Geometry question, need outside diameter of 3 grouped objects

[sciguyjim]

If I have 3 tubes, each 1" diameter grouped together at 120° angles, what would be the diameter of a larger tube which could enclose the 3 smaller tubes? There must be a formula, or 2, to calculate this. Thanks.

 

[Mandrake22]

I don't know of a formula but why not fire up "your favorite CAD program", create your four circles and then dimension the "all encompassing" one.

 

[Kiranpatel]

My guess at the answer is that it will be D*(1+1/Cos(30)). I don't have a CAD package to verify it though.

 

[sciguyjim]

I don't have any CAD software, just pencil, paper & a calculator.

 

[sciguyjim]

Kiranpatel, would I solve for "D" in your equation?

 

[prex]

This is quite simple: as the tubes have equal diameters their CLs will be on a regular triangle.
Side of the triangle: d
Height of the triangle: d*cos 30°
Distance of one vertex to center of triangle: 2/3*d*cos 30°
Diameter of the enclosing circle:
D=(2*2/3*cos 30°+1)d=2.155d. prex
motori@xcalcsREMOVE.com

http://www.xcalcs.com

Online tools for structural design

 

[sciguyjim]

So "d" here is the diameter of the small tubes (1&quot. This looks good, at least better than the figures I was coming up with. Thanks a lot.

 

[Kiranpatel]

Sorry, my post was not clear enough. D is the diameter of each of the 3 tubes (1&quot. The term D*(1+1/Cos(30)) represents the diameter of the envelope circle.
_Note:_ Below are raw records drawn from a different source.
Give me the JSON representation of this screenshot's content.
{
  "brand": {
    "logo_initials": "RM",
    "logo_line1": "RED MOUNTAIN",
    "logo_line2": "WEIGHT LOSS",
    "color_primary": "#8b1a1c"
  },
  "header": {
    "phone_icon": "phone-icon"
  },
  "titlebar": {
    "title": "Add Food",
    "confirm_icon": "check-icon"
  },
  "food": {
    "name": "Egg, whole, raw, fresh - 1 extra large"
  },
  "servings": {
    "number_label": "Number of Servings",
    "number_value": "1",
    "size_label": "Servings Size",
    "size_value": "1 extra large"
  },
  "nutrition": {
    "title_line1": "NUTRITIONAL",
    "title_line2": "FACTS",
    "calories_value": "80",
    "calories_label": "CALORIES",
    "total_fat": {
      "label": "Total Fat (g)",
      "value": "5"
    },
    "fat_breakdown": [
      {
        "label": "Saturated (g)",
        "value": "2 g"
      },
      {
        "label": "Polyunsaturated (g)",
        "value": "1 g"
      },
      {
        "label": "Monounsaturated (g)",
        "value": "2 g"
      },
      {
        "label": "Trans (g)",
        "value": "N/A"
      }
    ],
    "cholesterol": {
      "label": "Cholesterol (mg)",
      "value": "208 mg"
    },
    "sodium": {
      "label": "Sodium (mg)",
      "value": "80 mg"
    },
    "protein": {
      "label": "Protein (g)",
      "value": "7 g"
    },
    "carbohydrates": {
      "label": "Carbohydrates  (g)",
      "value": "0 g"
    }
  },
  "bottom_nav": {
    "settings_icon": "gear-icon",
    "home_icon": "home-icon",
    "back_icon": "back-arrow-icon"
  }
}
I note that the number is the same as that derived by prex.

 

[sciguyjim]

I see, thanks Kiranpatel & Prex.

 

[bobc]

http://mathworld.wolfram.com/CirclePacking.html

please try this site, i think it will answer your question.
bob creely

 

[sciguyjim]

Bob, thanks for the great link, that's exactly what I was looking for.

 

Being an X-tube welder I have to agree with Prex.